Rearrangement of a Different Convergence (Example 3.53)

Walter Rudin Principles of Mathematical Analysis, chapter 3, example 53:

Consider the convergent series $$1-1/2+1/3-1/4+...$$ and one of its rearrangements $$1+1/3-1/2+1/5+1/7-1/4+1/9+1/11-1/6+...$$ As we have seen, the rearrangement $s_n$ if it converges does so at a point larger than the point of convergence for the original series. Prove $s_n$ converges.

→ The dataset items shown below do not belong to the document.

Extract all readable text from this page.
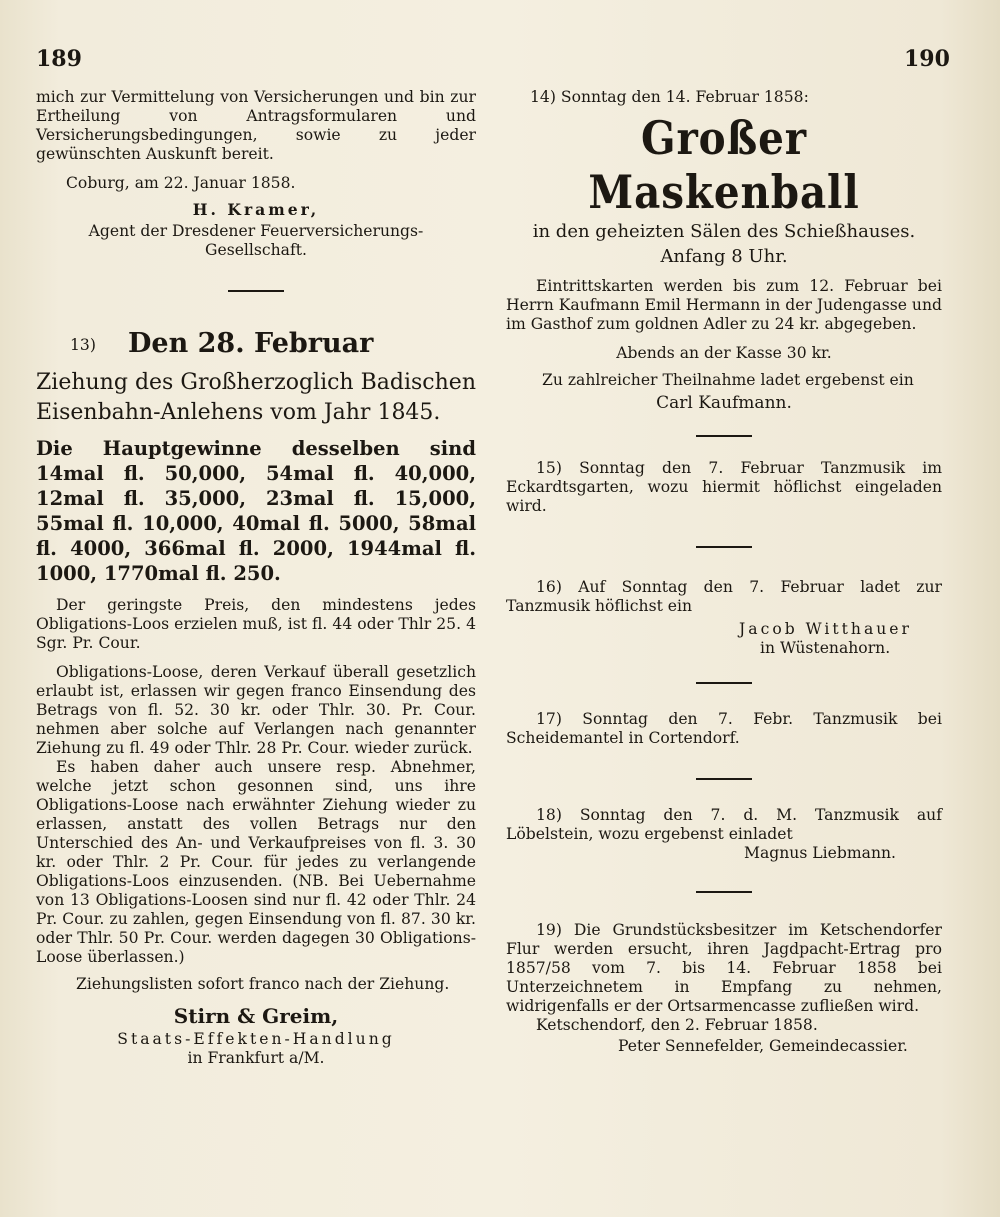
189	190

mich zur Vermittelung von Versicherungen und bin zur Ertheilung von Antragsformularen und Versicherungsbedingungen, sowie zu jeder gewünschten Auskunft bereit.

Coburg, am 22. Januar 1858.

H. Kramer,

Agent der Dresdener Feuerversicherungs-Gesellschaft.

13) Den 28. Februar

Ziehung des Großherzoglich Badischen Eisenbahn-Anlehens vom Jahr 1845.

Die Hauptgewinne desselben sind 14mal fl. 50,000, 54mal fl. 40,000, 12mal fl. 35,000, 23mal fl. 15,000, 55mal fl. 10,000, 40mal fl. 5000, 58mal fl. 4000, 366mal fl. 2000, 1944mal fl. 1000, 1770mal fl. 250.

Der geringste Preis, den mindestens jedes Obligations-Loos erzielen muß, ist fl. 44 oder Thlr 25. 4 Sgr. Pr. Cour.

Obligations-Loose, deren Verkauf überall gesetzlich erlaubt ist, erlassen wir gegen franco Einsendung des Betrags von fl. 52. 30 kr. oder Thlr. 30. Pr. Cour. nehmen aber solche auf Verlangen nach genannter Ziehung zu fl. 49 oder Thlr. 28 Pr. Cour. wieder zurück.

Es haben daher auch unsere resp. Abnehmer, welche jetzt schon gesonnen sind, uns ihre Obligations-Loose nach erwähnter Ziehung wieder zu erlassen, anstatt des vollen Betrags nur den Unterschied des An- und Verkaufpreises von fl. 3. 30 kr. oder Thlr. 2 Pr. Cour. für jedes zu verlangende Obligations-Loos einzusenden. (NB. Bei Uebernahme von 13 Obligations-Loosen sind nur fl. 42 oder Thlr. 24 Pr. Cour. zu zahlen, gegen Einsendung von fl. 87. 30 kr. oder Thlr. 50 Pr. Cour. werden dagegen 30 Obligations-Loose überlassen.)

Ziehungslisten sofort franco nach der Ziehung.

Stirn & Greim,

Staats-Effekten-Handlung

in Frankfurt a/M.

14) Sonntag den 14. Februar 1858:

Großer Maskenball

in den geheizten Sälen des Schießhauses.

Anfang 8 Uhr.

Eintrittskarten werden bis zum 12. Februar bei Herrn Kaufmann Emil Hermann in der Judengasse und im Gasthof zum goldnen Adler zu 24 kr. abgegeben.

Abends an der Kasse 30 kr.

Zu zahlreicher Theilnahme ladet ergebenst ein

Carl Kaufmann.

15) Sonntag den 7. Februar Tanzmusik im Eckardtsgarten, wozu hiermit höflichst eingeladen wird.

16) Auf Sonntag den 7. Februar ladet zur Tanzmusik höflichst ein

Jacob Witthauer

in Wüstenahorn.

17) Sonntag den 7. Febr. Tanzmusik bei Scheidemantel in Cortendorf.

18) Sonntag den 7. d. M. Tanzmusik auf Löbelstein, wozu ergebenst einladet

Magnus Liebmann.

19) Die Grundstücksbesitzer im Ketschendorfer Flur werden ersucht, ihren Jagdpacht-Ertrag pro 1857/58 vom 7. bis 14. Februar 1858 bei Unterzeichnetem in Empfang zu nehmen, widrigenfalls er der Ortsarmencasse zufließen wird.

Ketschendorf, den 2. Februar 1858.

Peter Sennefelder, Gemeindecassier.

Proof: For any sequence $a_n$, let $f~:~ℕ→ℕ$ be such that $a_{f(n)}$ and $a_n-a_{f(n)}$ are convergent sequences. Then we see $(\text{lim }a_n-a_{f(n)})+(\text{lim }a_{f(n)})=\text{lim }a_n$ so that $a_n$ converges. As it applies to this problem, we will show the subsequence $s_{3n}$ converges, and since $\text{lim }s_n-s_{f(n)}=0$ where $f(n)$ rounds $n$ to the next highest multiple of $3$, $s_n$ converges (technically $s_{f(n)}$ has different terms from $s_{3n}$, but $\text{lim }s_{f(n)}=\text{lim }s_{3n}$ since the former merely has finite copies of each of the latter's terms).

It suffices to compare the sum's terms $a_n$ to $\dfrac{4}{n^2}$, which forms a convergent series: $$|a_n|=a_n=\dfrac{1}{4n-3}+\dfrac{1}{4n-1}-\dfrac{1}{2n}=\dfrac{8n-3}{2n(4n-3)(4n-1)}$$ $$≤\dfrac{4}{(4n-3)(4n-1)}≤\dfrac{4}{n^2}~~\square$$